In questo periodo di cambiamenti ai vertici delle aziende, certo non si può dire che le prime ore al comando abbiano risparmiato emozioni a Larry Page. Ieri, primo giorno nel nuovo incarico di Ceo al posto di Eric Schmidt, il co-fondatore di Mountain View ha dovuto fare i conti con le dimissioni eccellenti di un suo top manager, Jonathan Rosenberg, Senior vice president e Product manager dell’azienda. 

Il motivo? Page ha chiesto ai suoi dirigenti di assicurare un impegno di lunga durata, una sorta di patto di fedeltà aziendale, che Rosenberg non si è sentito di assicurare: aveva già precedentemente deciso che avrebbe lasciato nel 2013, anno in cui anche la figlia minore raggiungerà l’età del college.

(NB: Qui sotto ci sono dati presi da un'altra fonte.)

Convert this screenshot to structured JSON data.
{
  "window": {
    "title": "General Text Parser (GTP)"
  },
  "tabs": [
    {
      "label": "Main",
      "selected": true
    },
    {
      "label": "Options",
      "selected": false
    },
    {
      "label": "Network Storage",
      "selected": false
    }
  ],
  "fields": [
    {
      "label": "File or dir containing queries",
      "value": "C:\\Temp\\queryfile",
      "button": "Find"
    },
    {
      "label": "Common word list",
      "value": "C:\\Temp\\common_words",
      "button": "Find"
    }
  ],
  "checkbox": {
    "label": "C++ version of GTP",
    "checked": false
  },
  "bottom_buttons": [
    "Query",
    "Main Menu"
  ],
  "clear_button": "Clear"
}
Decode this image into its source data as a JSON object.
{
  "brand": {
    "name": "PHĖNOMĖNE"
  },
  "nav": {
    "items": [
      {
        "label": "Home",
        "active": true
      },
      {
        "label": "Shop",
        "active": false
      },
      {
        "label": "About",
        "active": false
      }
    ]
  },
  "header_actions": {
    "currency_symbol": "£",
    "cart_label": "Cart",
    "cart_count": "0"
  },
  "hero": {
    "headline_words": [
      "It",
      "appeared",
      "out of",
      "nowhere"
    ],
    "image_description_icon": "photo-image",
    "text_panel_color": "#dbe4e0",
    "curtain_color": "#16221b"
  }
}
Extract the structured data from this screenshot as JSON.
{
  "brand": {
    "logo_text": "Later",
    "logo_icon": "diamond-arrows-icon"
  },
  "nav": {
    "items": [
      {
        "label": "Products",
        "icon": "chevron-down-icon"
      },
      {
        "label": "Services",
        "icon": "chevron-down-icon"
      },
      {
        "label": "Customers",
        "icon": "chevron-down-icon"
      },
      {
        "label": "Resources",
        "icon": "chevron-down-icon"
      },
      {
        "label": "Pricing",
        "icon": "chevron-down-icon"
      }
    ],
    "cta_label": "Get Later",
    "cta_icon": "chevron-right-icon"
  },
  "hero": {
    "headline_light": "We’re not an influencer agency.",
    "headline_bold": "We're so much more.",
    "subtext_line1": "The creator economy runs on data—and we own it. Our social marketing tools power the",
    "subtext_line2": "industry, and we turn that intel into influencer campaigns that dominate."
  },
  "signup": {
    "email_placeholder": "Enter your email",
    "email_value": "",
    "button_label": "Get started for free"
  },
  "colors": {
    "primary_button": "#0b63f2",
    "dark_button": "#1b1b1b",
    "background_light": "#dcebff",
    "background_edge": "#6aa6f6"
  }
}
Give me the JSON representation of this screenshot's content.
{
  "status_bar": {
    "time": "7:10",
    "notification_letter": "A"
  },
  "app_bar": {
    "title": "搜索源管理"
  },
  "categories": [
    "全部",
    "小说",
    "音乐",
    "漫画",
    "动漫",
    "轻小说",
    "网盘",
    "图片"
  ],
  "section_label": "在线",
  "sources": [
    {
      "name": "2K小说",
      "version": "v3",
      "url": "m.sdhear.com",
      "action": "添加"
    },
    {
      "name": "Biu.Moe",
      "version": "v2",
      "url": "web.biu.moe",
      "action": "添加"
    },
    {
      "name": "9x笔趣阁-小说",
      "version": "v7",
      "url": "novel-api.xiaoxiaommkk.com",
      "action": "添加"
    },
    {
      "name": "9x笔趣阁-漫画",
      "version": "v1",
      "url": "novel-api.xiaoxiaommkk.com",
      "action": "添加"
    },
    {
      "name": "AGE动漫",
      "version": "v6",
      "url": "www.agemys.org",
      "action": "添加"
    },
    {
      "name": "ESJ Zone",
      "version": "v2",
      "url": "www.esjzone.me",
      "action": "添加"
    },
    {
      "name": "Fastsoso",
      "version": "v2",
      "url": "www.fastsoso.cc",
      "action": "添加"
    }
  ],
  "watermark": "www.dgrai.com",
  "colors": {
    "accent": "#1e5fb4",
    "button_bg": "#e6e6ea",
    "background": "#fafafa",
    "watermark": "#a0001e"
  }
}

«Abbiamo cercato di trattenere Jonathan diverse volte, perchè era l’unica persona che potessimo immaginare nel suo ruolo» ha spiegato il neo insediato Ceo, che definisce una fortuna l’aver insistito perchè il manager «ha costruito un team molto affiatato, ha attirato grandi persone che hanno creato ottimi prodotti di cui hanno beneficiato oltre un miliardo di utenti nel mondo». Ha aggiunto l’ormai ex Ceo Eric Schmidt «Jonathan è fenomenale, molto energetico, strategico», è stato «cruciale per il nostro successo negli ultimi nove anni (Rosenberg era in azienda dal 2002, n.d.r.) e io non posso ringraziarlo abbastanza per tutto quello che ha fatto».

Un divorzio consensuale dal quale non traspare nemmeno un’ombra di rancore, dunque. Ma resta il fatto che uno dei top manager fino ad oggi considerati fra i più strategici del gruppo lascia l’incarico. Come spesso accade in questi casi, le interpretazioni si sprecano.

Secondo il Business Insider, che ha fatto lo scoop dando per primo la notizia, è possibile che in fondo Page abbia considerato la posizione di Rosenberg come ridondante. Il nuovo Ceo, scrive il giornale americano, «prevede di concentrarsi sui prodotti e ama lavorare direttamente con il product manager» senza bisogno di intermediari. Fra l’altro, premette il quotidiano, buona parte del lavoro di Rosenberg sotto Schmidt consisteva proprio nel «gestire le interferenze fra product manager e top executives».

Rosenberg, rilasciando un’intervista al San Jose Merury News, insiste invece sulla versione ufficiale: Page ha chiesto un impegno per il lungo periodo, lui non era in grado di assicurarlo.

Probabilmente, per capire cosa sia effettivamente successo bisognerà aspettare un pò di tempo. Importante sarà ad esempio la decisione che l’azienda prenderà sulla sostituzione del manager uscente. Non è infatti chiaro se intenda farlo e se invece la posizione resterà vacante. Comunque sia, Rosenberg resterà ancora per qualche mese, presumibilmente fino a giugno. Poi, fra i suoi piani per il futuro, c’è un libro da scrivere insieme a Eric Schmidt, che ha a sua volta appena lasciato l’incarico di Ceo restando però in azienda come Executive Chairman. L’argomento? Google.